Нельзя сказать, чтобы молодая девушка нисколько не испугалась, когда доложили о приходе полицейского комиссара. Потому что, как и боялся Агриколь, чиновник пришел просить разрешения на право произвести обыск в особняке и главным образом в павильоне, чтобы найти молодого кузнеца, который там скрывался. Хотя тайник Агриколя и казался ей надежным, Адриенна не могла отделаться от чувства страха и тревоги. На всякий случай она решила воспользоваться присутствием Балейнье и, не теряя времени, попросить его заступиться за молодого кузнеца, так как мы уже упоминали, что доктор был очень дружен с одним из самых влиятельных министров.

Молодая девушка подошла к Балейнье, разговаривавшему вполголоса с бароном, и самым нежным, ласковым голосом сказала:

— Мой милый доктор… мне надо вам сказать два слова. — И взглядом она показала ему на оконный проем.

— К вашим услугам, мадемуазель, — ответил Балейнье и последовал за ней к окну.
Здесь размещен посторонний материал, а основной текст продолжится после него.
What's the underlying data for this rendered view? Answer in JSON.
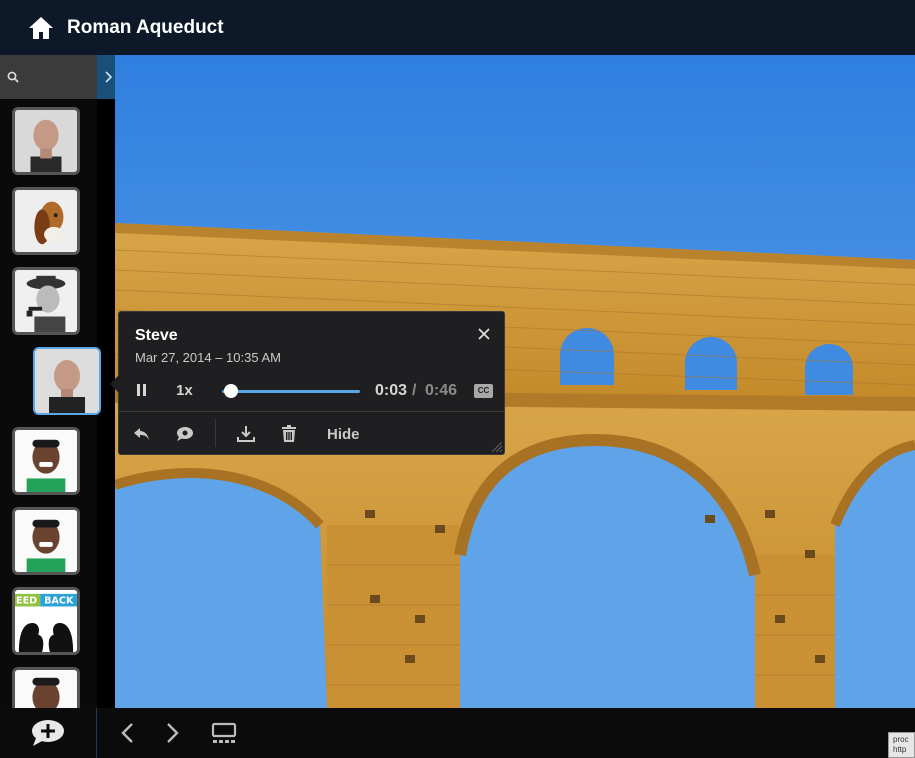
{
  "header": {
    "title": "Roman Aqueduct",
    "home_icon": "home-icon"
  },
  "sidebar": {
    "search": {
      "placeholder": "",
      "value": "",
      "icon": "search-icon"
    },
    "expand_icon": "chevron-right-icon",
    "thumbnails": [
      {
        "name": "man-gray-hair",
        "active": false
      },
      {
        "name": "basset-hound",
        "active": false
      },
      {
        "name": "man-with-pipe",
        "active": false
      },
      {
        "name": "steve",
        "active": true
      },
      {
        "name": "smiling-man-green-shirt",
        "active": false
      },
      {
        "name": "smiling-man-green-shirt-2",
        "active": false
      },
      {
        "name": "feedback-logo",
        "active": false,
        "logo_text": "FEEDBACK"
      },
      {
        "name": "smiling-man-partial",
        "active": false
      }
    ]
  },
  "popup": {
    "author": "Steve",
    "date": "Mar 27, 2014 – 10:35 AM",
    "speed": "1x",
    "time_current": "0:03",
    "time_separator": "/",
    "time_total": "0:46",
    "progress_fraction": 0.065,
    "cc_label": "CC",
    "hide_label": "Hide",
    "tools": [
      "reply-icon",
      "comment-icon",
      "download-icon",
      "trash-icon"
    ]
  },
  "bottom_bar": {
    "add_comment_icon": "add-comment-icon",
    "prev_icon": "chevron-left-icon",
    "next_icon": "chevron-right-icon",
    "slides_icon": "slides-icon",
    "corner_tip": "proc\nhttp"
  },
  "colors": {
    "header_bg": "#0d1929",
    "accent": "#5aa9e6",
    "popup_bg": "#1f1f22",
    "sky": "#3f86de"
  }
}
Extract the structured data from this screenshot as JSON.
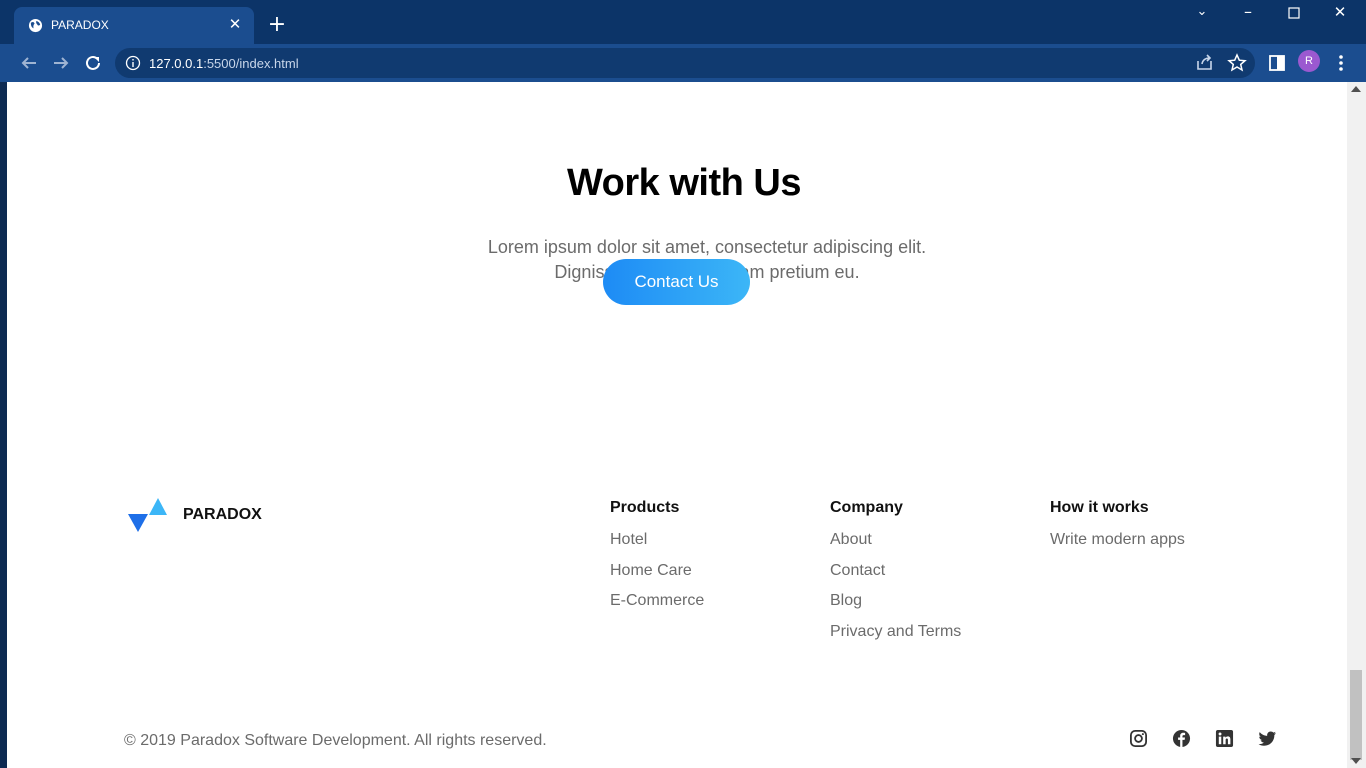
{
  "browser": {
    "tab_title": "PARADOX",
    "url_host": "127.0.0.1",
    "url_path": ":5500/index.html",
    "profile_initial": "R"
  },
  "hero": {
    "title": "Work with Us",
    "subtitle_line1": "Lorem ipsum dolor sit amet, consectetur adipiscing elit.",
    "subtitle_line2": "Dignissim nulla nibh quam pretium eu.",
    "cta_label": "Contact Us"
  },
  "footer": {
    "brand_name": "PARADOX",
    "columns": [
      {
        "heading": "Products",
        "links": [
          "Hotel",
          "Home Care",
          "E-Commerce"
        ]
      },
      {
        "heading": "Company",
        "links": [
          "About",
          "Contact",
          "Blog",
          "Privacy and Terms"
        ]
      },
      {
        "heading": "How it works",
        "links": [
          "Write modern apps"
        ]
      }
    ],
    "copyright": "© 2019 Paradox Software Development. All rights reserved.",
    "social_icons": [
      "instagram-icon",
      "facebook-icon",
      "linkedin-icon",
      "twitter-icon"
    ]
  },
  "colors": {
    "accent_start": "#1d8bf5",
    "accent_end": "#3cb6f7",
    "chrome": "#1b4d8f"
  }
}
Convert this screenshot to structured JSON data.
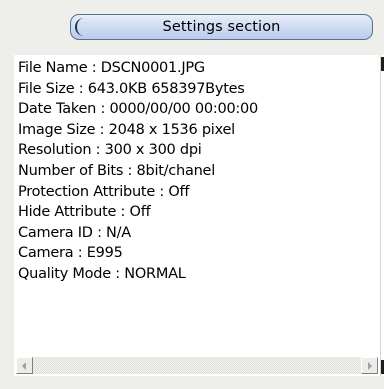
{
  "section": {
    "title": "Settings section"
  },
  "file_info": {
    "lines": [
      "File Name : DSCN0001.JPG",
      "File Size : 643.0KB 658397Bytes",
      "Date Taken : 0000/00/00 00:00:00",
      "Image Size : 2048 x 1536 pixel",
      "Resolution : 300 x 300 dpi",
      "Number of Bits : 8bit/chanel",
      "Protection Attribute : Off",
      "Hide Attribute : Off",
      "Camera ID : N/A",
      "Camera : E995",
      "Quality Mode : NORMAL"
    ]
  },
  "scrollbar": {
    "left_icon": "left-arrow-icon",
    "right_icon": "right-arrow-icon"
  },
  "colors": {
    "header_border": "#5a6e8e",
    "header_fill": "#cdd9f2",
    "panel_bg": "#ffffff",
    "window_bg": "#eeeeea"
  }
}
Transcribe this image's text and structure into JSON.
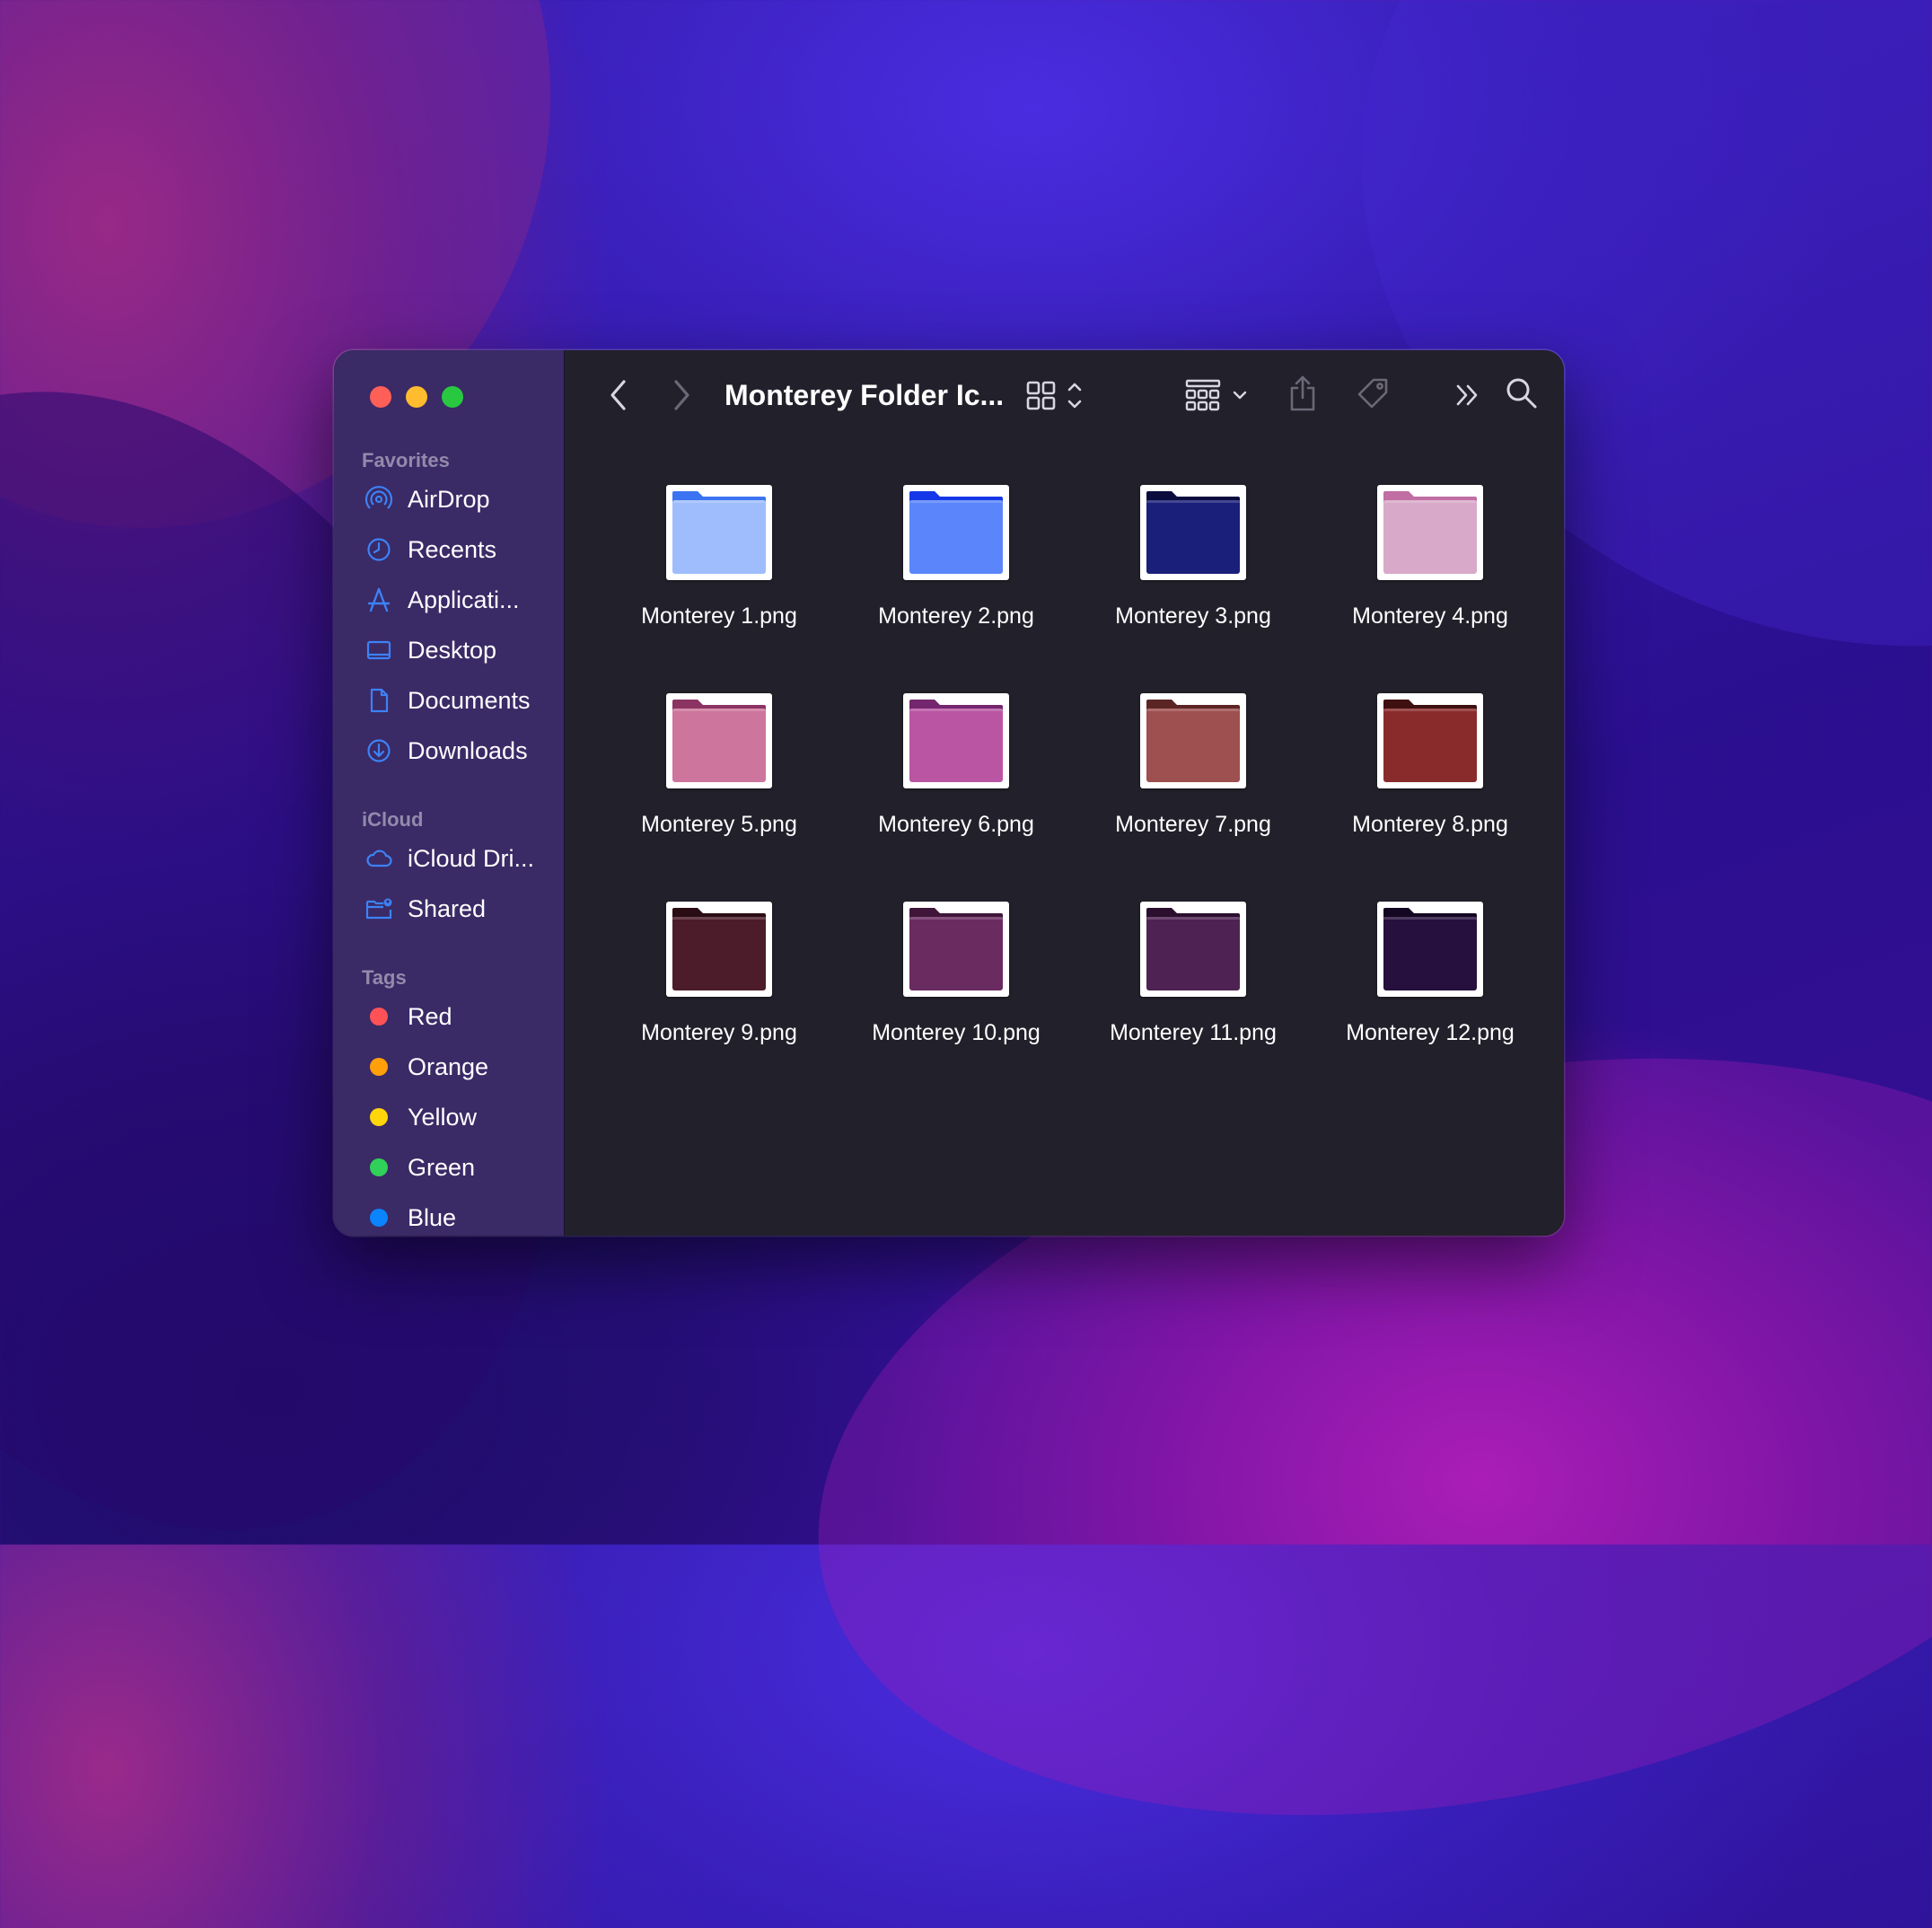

Трипо, боявшийся как огня мадемуазель де Кардовилль, не имея теперь поддержки аббата, был очень рад, что ее отвлек Балейнье. Чтобы не утратить присутствия духа, он снова пустился в изучение висевших на стенах картин.

Убедившись, что барон не может слышать их разговора, Адриенна сказала Балейнье, смотревшему на нее с обычной ласковой улыбкой:

— Дорогой доктор, вы всегда были моим другом, вы были другом моего отца… Даже сейчас, как это ни было трудно, вы оставались моим единственным защитником…

— Полноте, мадемуазель Адриенна… полноте… не говорите таких вещей… — шутливо рассердился доктор. — Накличете вы на меня беду… пожалуйста, молчите. «Vadro retro, Satana», что значит: «Прочь, сатана!» — оставь меня в покое, прелестный демон!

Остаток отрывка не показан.